Apart from the fact that the said circular was issued only on
30.12.2005 and had not been given a retrospective effect, a clarification had
been issued in respect of reckoning of period for service benefits only and
not for seniority/promotion. It had been issued by the Finance Department
and not by the Education Department. It does not and in law cannot
supersede the statutory rules.
Indisputably, Appellant was on study leave for the period 01.06.1991
to 28.02.1993. During the said period, he was not teaching. He did not gain
any teaching experience during the said period. If the said period is
excluded for the purpose of computing teaching experience as envisaged
under Rule 45 of the Rules, the question of his being considered for
promotion to the post of Headmaster would not arise. Eligibility condition
must be satisfied before a person is considered for promotion/appointment in
respect of a particular post.
Submission of Mr. Shekhar that the High Court failed to notice that
Rule 45 of the rules would not govern the minority institution is stated to be
rejected. Validity of Rule 45 is not under challenge. He, in any event,
cannot raise the said contention. A contention to that effect could be raised
only by the institution. It has not preferred a special leave petition. Whether
Respondent No. 2 could validly be appointed by the management in view of
its minority character protected under clause (1) of Article 30 of the
Constitution of India, therefore, does not fall for our consideration.
Mr. Shekhar faintly argued that such a contention is available to
Appellant also as in the event, appointment of Respondent No. 2 is held to
be valid, the post of Headmaster must be held to have fallen vacant again on
her retirement which would unable the authorities to consider his case for
promotion thereto.
We are not in a position to persuade ourselves to accept the said
contention. Vacancy arose in 1994. The management of the school, the
State Government as also different benches of the High Court in various
litigations considered only that aspect of the matter, namely, Respondent
No. 6 had fulfilled the eligibility criteria and had, therefore, been appointed.

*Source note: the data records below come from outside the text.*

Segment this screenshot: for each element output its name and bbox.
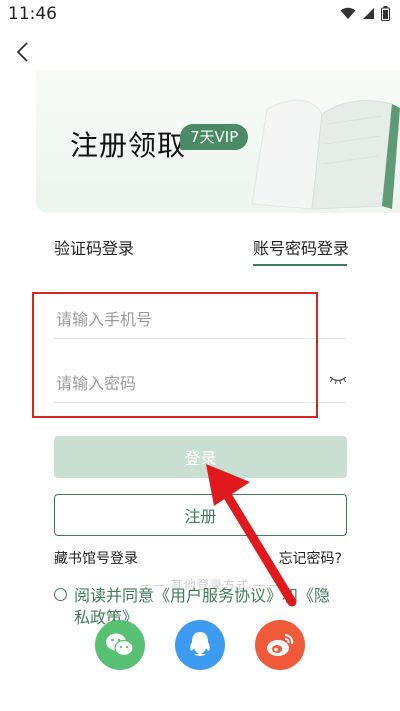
status-icons — [340, 6, 390, 21]
annotation-arrow — [206, 464, 297, 607]
tab-active-indicator — [253, 264, 347, 266]
weibo-login-button[interactable] — [255, 620, 305, 670]
book-illustration — [251, 99, 400, 210]
weibo-icon — [267, 634, 294, 656]
tab-password-login[interactable]: 账号密码登录 — [253, 235, 349, 259]
wechat-icon — [106, 633, 134, 657]
tab-sms-login[interactable]: 验证码登录 — [54, 235, 134, 259]
agreement-radio[interactable] — [54, 588, 67, 601]
battery-icon — [381, 6, 390, 21]
status-time: 11:46 — [8, 4, 57, 24]
vip-badge: 7天VIP — [180, 124, 249, 150]
chevron-left-icon[interactable] — [12, 40, 36, 64]
qq-login-button[interactable] — [175, 620, 225, 670]
hero-title: 注册领取 — [70, 129, 187, 162]
signal-icon — [363, 8, 374, 19]
wifi-icon — [340, 7, 356, 19]
library-login-link[interactable]: 藏书馆号登录 — [54, 548, 138, 568]
qq-icon — [190, 632, 210, 656]
input-highlight-box — [32, 292, 318, 418]
eye-closed-icon[interactable] — [328, 374, 348, 386]
wechat-login-button[interactable] — [95, 620, 145, 670]
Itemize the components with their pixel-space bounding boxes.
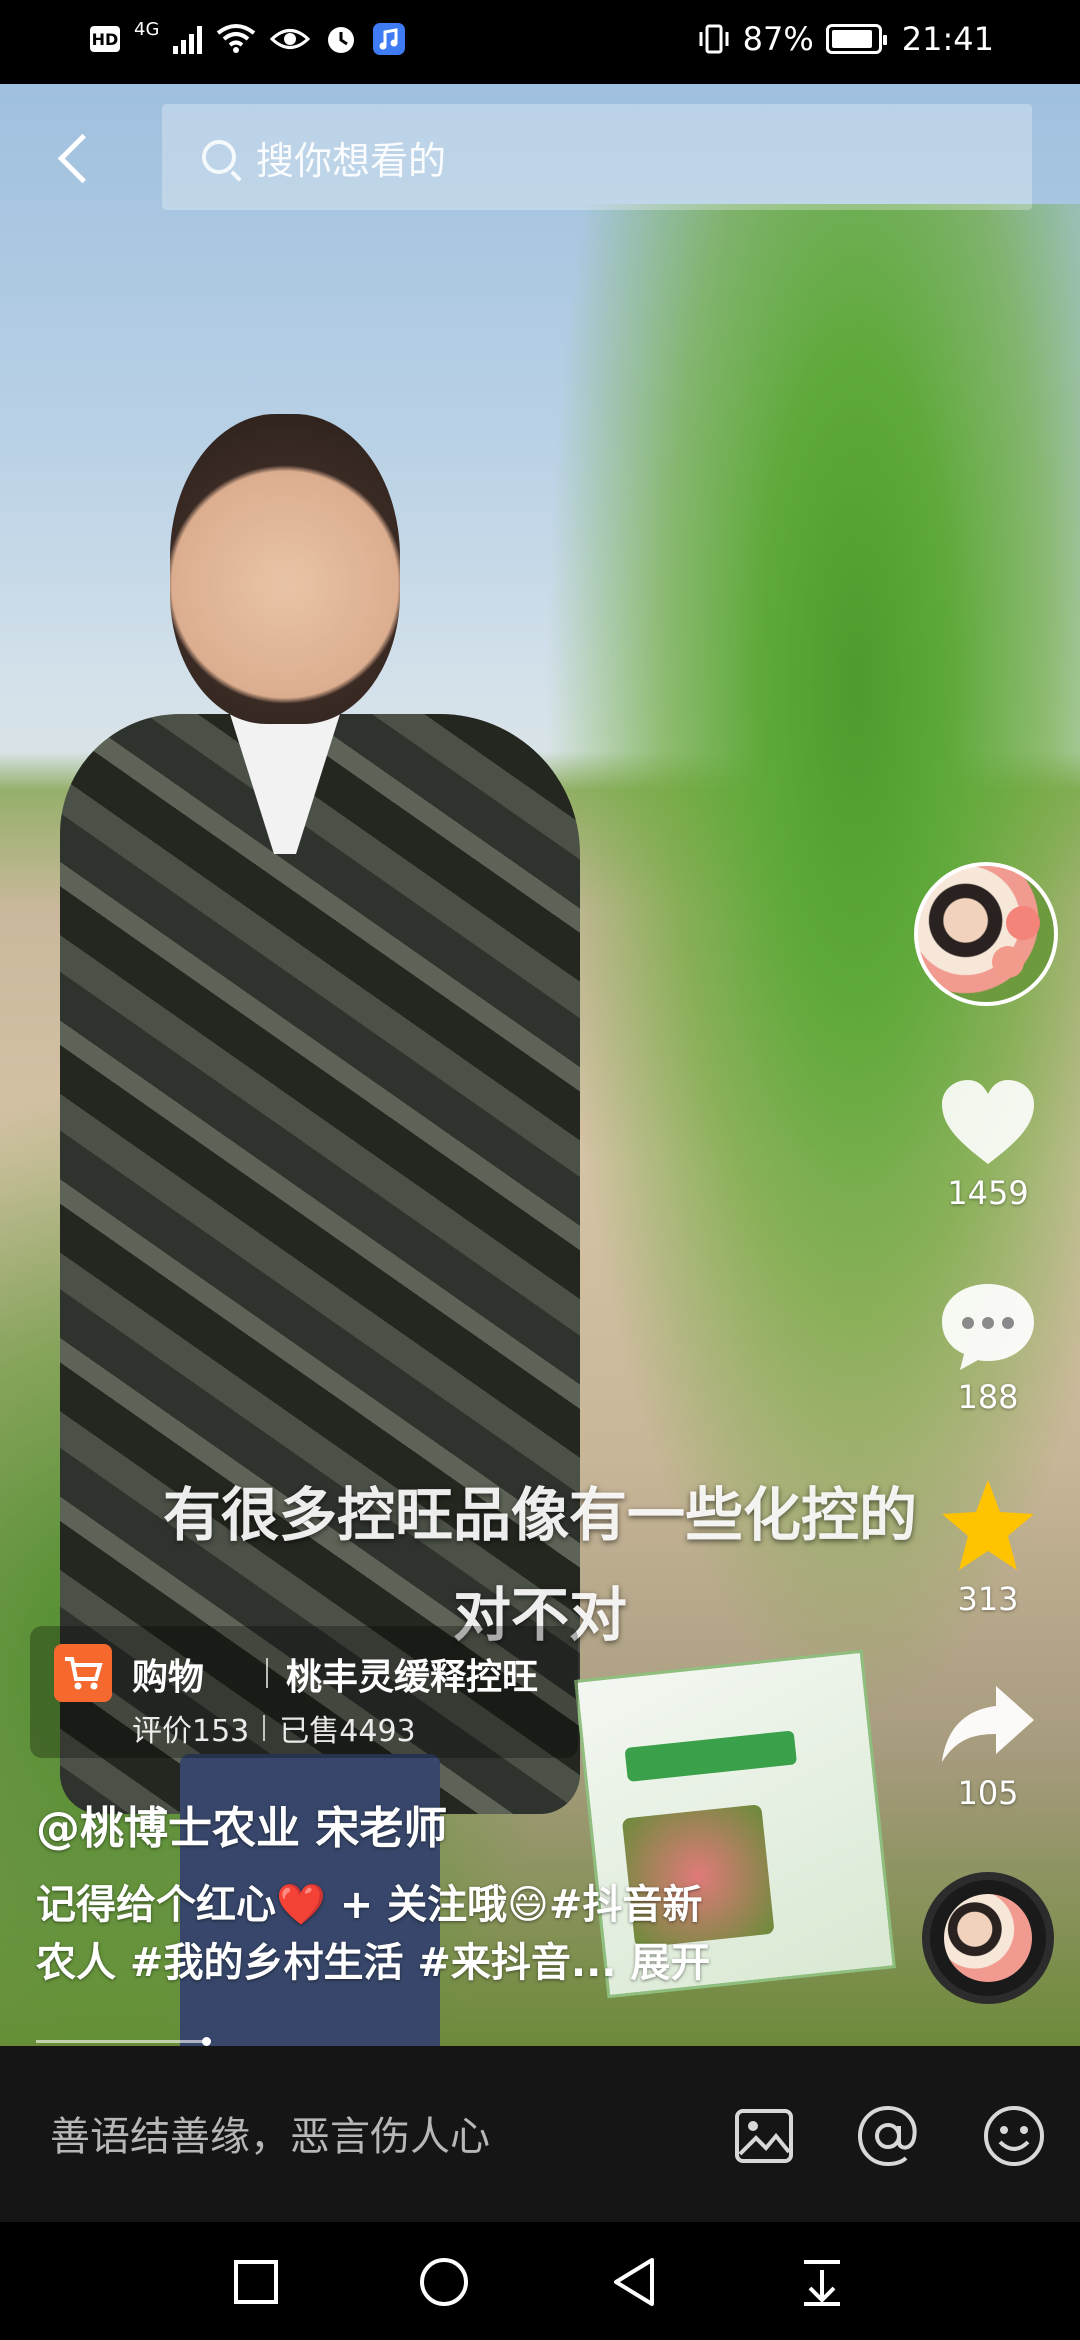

Appellant was nowhere in the picture at the relevant time. At his instance,
the court cannot embark upon a larger question which had not been raised
for its consideration directly. What cannot be done directly, it is well-
settled, cannot be done indirectly.
For the reasons aforementioned, there in the no merit in this appeal,
which is dismissed accordingly with costs payable by the Appellant to
Respondent No. 6. Counsel’s fee is assessed at Rs. 10,000/-.